Raporda, “üzerinde anlaşılan alanlar” için, “Bu konularda işbirliği yapılmaya devam edilmeli ve bunlar, işbirliği yaklaşımının nasıl her iki ülkeye de fayda sağladığını göstermek için kullanılmalı, “müzakere halindeki alanlar” için, “Mümkün olduğu kadar işbirliğine gidilmeli ve aradaki kalan ayrılıkları gidermek için müzakereler sürdürülmeli, ki böylece bu meselelerin bazıları, üzerinde anlaşılan alanlar kategorisine taşınabilir”, “ayrılık yaşanan alanlar” içinse, “Tarafların birbirlerinin hassasiyetlerine meydan okumayacağı sınırların çizilmesi ve koordinasyon mekanizmalarının tesisi gibi kriz idare mekanizmaları geliştirilmeli” şeklinde yaklaşım önerilerinde bulunuluyor.
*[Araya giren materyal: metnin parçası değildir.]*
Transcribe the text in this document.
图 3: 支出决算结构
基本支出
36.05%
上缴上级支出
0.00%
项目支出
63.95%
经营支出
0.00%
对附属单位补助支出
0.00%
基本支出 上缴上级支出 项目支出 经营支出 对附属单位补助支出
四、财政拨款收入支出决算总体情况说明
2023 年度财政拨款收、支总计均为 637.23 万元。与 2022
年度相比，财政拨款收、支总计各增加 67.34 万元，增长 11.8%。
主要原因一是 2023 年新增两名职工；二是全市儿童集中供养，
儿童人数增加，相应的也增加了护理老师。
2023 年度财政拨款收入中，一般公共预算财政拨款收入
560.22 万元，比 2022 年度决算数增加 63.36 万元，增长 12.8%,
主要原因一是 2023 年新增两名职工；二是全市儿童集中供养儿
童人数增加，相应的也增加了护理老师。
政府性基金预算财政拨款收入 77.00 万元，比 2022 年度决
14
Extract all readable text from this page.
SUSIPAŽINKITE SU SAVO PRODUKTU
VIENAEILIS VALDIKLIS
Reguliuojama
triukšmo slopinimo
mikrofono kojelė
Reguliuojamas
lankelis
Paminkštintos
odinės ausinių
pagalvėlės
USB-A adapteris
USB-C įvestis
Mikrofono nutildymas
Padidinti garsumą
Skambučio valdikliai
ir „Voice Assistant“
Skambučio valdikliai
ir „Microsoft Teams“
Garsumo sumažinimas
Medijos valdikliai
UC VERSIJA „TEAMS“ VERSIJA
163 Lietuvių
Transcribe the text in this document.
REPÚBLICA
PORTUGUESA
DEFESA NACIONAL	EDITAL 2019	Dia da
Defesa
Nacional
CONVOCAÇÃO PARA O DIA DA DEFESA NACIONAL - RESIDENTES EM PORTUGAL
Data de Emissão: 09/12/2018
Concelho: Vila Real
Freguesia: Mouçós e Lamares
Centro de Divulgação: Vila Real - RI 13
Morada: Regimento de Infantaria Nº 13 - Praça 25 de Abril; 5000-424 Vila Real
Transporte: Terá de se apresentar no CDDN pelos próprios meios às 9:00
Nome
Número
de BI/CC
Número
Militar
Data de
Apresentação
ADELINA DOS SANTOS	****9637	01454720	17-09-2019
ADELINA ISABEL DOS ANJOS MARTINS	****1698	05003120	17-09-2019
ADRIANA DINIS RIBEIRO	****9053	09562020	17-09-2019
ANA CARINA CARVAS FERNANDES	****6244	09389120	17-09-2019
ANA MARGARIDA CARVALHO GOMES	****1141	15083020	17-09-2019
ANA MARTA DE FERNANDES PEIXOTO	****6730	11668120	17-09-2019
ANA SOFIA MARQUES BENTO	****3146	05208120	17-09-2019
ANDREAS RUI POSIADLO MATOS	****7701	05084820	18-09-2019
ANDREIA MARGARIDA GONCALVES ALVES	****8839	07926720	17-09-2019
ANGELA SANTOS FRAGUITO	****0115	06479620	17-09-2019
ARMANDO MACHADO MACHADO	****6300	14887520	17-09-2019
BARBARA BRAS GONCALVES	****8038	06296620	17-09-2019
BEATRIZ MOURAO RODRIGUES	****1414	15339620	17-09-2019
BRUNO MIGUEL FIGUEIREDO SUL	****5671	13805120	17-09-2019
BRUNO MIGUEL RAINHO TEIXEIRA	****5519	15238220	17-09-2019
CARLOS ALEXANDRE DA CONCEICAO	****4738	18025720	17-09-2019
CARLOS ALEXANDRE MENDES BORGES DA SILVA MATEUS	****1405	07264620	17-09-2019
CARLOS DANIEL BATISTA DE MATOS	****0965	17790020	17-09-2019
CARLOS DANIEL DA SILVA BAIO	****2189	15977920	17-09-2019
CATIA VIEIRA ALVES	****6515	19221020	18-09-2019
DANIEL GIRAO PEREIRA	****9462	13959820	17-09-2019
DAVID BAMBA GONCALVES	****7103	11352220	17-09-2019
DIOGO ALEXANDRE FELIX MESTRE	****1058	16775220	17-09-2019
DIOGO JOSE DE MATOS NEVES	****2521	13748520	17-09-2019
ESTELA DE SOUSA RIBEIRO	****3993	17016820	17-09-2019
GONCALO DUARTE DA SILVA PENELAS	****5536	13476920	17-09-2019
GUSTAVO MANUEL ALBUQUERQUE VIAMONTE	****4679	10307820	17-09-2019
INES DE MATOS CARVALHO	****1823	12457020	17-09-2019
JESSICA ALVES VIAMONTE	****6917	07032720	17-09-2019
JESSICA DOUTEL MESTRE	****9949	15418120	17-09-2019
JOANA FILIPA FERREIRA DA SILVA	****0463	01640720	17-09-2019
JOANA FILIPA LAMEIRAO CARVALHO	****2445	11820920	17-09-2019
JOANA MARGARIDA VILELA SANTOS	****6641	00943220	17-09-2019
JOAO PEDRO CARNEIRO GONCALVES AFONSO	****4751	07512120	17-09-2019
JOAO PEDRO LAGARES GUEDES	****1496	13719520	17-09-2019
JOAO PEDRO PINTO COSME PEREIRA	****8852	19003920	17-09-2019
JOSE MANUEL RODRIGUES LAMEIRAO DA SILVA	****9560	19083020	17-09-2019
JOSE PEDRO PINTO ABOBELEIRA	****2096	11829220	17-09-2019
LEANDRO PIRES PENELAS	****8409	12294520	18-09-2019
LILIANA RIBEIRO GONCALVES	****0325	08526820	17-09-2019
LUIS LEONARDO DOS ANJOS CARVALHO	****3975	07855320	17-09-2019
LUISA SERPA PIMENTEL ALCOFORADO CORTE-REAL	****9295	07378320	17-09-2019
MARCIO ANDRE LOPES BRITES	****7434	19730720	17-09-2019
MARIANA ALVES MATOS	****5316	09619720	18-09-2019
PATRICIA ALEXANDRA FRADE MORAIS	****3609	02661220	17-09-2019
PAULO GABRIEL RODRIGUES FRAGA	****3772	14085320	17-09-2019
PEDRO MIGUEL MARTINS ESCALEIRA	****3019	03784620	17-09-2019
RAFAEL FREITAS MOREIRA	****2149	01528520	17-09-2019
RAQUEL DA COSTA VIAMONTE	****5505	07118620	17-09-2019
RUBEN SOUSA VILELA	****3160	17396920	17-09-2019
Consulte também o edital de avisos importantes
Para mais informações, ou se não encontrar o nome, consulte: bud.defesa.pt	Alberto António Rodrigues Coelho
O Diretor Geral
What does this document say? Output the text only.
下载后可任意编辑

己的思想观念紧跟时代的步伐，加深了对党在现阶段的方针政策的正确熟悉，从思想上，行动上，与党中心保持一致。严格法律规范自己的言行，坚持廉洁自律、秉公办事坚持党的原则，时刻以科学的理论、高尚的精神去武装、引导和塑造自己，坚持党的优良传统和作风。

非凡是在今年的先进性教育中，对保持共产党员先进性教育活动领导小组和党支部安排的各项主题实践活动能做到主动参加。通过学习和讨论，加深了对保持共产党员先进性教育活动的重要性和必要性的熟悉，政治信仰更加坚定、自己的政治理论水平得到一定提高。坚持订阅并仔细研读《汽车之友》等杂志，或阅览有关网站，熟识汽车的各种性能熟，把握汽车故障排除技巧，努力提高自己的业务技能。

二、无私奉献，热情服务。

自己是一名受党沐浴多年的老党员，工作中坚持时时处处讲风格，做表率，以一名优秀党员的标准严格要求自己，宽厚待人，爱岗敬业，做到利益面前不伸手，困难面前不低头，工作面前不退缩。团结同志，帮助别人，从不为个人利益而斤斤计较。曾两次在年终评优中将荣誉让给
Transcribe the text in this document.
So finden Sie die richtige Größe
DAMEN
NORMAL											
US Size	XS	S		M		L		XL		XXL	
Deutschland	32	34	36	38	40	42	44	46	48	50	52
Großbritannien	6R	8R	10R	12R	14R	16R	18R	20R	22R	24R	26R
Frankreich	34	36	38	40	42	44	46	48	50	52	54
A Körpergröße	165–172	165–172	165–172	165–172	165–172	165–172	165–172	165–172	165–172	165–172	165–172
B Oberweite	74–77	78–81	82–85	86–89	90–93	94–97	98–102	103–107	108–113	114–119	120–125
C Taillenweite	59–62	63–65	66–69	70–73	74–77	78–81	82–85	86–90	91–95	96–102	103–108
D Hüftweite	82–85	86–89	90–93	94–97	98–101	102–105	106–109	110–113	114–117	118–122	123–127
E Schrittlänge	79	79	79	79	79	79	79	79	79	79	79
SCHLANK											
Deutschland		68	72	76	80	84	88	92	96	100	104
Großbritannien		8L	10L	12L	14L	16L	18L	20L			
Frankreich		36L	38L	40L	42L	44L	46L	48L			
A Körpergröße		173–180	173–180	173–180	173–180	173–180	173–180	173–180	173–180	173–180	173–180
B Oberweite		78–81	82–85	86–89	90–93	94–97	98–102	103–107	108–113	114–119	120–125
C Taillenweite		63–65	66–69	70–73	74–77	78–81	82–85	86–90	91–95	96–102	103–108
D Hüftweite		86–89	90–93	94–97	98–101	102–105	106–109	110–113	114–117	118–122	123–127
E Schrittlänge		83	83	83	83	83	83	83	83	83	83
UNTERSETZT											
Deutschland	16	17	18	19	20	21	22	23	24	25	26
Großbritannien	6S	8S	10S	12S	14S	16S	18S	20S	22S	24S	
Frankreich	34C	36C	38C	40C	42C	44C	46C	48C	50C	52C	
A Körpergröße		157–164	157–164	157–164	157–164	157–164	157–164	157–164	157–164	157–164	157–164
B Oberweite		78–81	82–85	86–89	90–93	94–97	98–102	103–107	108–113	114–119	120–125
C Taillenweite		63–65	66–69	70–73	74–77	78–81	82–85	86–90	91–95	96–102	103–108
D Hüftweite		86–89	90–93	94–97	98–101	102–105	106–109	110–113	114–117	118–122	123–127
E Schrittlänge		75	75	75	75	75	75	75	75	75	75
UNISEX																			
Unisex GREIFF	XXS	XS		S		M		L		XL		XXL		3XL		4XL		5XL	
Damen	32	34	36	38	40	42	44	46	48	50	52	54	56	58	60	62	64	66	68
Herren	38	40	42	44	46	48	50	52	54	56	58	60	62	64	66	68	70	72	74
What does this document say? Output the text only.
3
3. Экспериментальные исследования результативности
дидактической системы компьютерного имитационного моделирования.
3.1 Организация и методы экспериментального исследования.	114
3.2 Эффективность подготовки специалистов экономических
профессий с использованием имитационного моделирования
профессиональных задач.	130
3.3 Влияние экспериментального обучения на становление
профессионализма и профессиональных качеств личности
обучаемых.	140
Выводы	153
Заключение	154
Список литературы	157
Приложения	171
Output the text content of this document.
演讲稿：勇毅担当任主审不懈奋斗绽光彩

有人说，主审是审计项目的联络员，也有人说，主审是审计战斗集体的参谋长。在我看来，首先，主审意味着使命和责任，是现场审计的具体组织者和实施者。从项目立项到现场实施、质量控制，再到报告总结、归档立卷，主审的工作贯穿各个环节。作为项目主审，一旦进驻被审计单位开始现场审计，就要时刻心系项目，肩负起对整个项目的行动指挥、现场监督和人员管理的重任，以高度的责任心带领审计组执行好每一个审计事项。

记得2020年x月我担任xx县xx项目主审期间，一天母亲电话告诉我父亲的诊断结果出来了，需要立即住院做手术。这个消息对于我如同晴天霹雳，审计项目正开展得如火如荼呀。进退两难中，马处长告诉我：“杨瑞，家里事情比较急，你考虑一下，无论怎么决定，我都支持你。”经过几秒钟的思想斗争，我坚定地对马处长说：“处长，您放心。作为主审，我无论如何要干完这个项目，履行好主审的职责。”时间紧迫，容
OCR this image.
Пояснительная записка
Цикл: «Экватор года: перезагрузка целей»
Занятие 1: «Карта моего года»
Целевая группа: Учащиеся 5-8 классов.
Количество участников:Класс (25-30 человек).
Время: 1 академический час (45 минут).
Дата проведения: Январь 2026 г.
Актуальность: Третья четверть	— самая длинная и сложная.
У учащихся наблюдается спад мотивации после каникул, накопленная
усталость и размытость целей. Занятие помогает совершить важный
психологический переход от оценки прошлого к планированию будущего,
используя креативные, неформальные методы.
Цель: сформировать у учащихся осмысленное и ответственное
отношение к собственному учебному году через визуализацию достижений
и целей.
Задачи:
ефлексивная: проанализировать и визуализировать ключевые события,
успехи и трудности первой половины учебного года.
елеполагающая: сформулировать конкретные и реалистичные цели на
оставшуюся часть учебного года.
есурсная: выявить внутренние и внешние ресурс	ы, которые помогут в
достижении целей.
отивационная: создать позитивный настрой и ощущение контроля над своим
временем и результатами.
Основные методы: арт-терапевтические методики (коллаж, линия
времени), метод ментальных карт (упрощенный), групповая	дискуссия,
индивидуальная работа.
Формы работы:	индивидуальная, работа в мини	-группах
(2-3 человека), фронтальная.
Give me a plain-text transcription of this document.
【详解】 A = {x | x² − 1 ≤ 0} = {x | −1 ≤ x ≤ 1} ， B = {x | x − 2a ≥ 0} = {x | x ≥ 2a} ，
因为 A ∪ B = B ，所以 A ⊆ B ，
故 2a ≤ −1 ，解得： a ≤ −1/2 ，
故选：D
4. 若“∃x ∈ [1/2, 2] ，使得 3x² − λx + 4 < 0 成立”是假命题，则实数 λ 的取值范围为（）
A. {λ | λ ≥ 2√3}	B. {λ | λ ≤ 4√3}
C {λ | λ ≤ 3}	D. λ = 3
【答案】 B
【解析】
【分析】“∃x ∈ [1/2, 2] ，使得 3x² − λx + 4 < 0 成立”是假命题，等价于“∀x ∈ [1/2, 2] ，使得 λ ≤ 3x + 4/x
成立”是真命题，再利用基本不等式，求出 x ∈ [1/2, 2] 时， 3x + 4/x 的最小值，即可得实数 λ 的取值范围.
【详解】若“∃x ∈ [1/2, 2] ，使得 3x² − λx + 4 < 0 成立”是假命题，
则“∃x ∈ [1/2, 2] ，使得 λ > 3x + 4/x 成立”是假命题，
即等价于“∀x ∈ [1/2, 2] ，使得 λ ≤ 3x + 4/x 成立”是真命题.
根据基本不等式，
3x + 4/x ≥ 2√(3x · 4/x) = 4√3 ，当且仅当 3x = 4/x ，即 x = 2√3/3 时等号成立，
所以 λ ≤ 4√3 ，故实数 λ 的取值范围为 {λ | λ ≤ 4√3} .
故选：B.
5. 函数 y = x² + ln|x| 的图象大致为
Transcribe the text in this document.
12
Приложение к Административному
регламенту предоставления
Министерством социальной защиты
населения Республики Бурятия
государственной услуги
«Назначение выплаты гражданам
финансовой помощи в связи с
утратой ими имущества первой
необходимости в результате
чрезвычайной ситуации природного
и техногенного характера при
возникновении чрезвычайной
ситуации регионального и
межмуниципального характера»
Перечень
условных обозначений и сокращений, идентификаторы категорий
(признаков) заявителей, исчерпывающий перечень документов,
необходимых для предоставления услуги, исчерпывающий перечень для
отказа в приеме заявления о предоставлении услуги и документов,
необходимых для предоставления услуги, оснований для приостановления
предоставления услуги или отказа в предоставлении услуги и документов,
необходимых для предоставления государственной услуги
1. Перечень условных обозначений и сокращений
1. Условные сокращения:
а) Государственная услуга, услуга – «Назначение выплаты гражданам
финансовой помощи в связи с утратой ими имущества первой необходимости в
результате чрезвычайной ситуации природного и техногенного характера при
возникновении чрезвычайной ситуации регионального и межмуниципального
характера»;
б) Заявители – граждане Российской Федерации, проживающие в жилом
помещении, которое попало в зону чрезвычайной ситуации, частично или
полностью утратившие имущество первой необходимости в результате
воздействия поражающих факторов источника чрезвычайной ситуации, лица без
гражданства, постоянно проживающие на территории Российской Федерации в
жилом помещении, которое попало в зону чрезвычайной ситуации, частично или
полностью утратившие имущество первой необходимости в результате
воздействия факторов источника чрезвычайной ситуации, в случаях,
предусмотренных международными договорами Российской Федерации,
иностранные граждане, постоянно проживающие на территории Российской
Kardaş zaman zaman iki ülkenin geçmişte belirli konularda çalışma komisyonları kurduğunu hatırlattı ancak son yıllarda dış politikanın da kişiselleştirilmesi ve dışişleri bakanlıklarının ikinci plana itilmesi yüzünden bu komisyonların da işlevselliğini yitirdiğini, şimdi bunların tekrar canlandırılabileceğini, bu sayede görüş ayrılıklarından kaynaklı krizlerin idaresinin hızlandırılabileceğini belirtti.
Bu başlıklardan özellikle son ikisinin, idare edilememeleri halinde ilişkilerde kırılmaya yol açabilecek olmaları açısından önem taşıdığını ve özel ilgi gerektirdiğini vurgulayan Kardaş, örneğin ABD’nin PYD/YPG’yle ilişkisi, Türkiye’nin de Hamas ya da diğer bölgesel aktörlerle ilişkileri gibi, ikili ilişkilere zarar verecek şekilde üçüncü taraflarla, özellikle de devlet dışı aktörlerle temaslar konusunun koordine edilmesi, bu temasların yeniden gözden geçirilmesi gerektiğini belirtti. Kardaş, hem içeriğinde hem de hangi platformda ele alınacağı konusunda görüş ayrılığı yaşanan konulara da S-400 krizini örnek verdi.
“Savunma alımları NATO’nun yetki alanı içerisinde değerlendirilmeli”
S-400 krizi ve Türkiye’nin Rusya’yla ilişkileri toplantının soru-cevap bölümünde de sıkça gündeme geldi.
Amerikan Alman Marshall Fonu Ankara Ofisi Direktörü Özgür Ünlühisarcıklı, savunma alımları ve S-400 sisteminin Türkiye-Rusya ilişkilerinin doğasını taktiksel nitelikten stratejik niteliğe dönüştürebileceğini belirtti.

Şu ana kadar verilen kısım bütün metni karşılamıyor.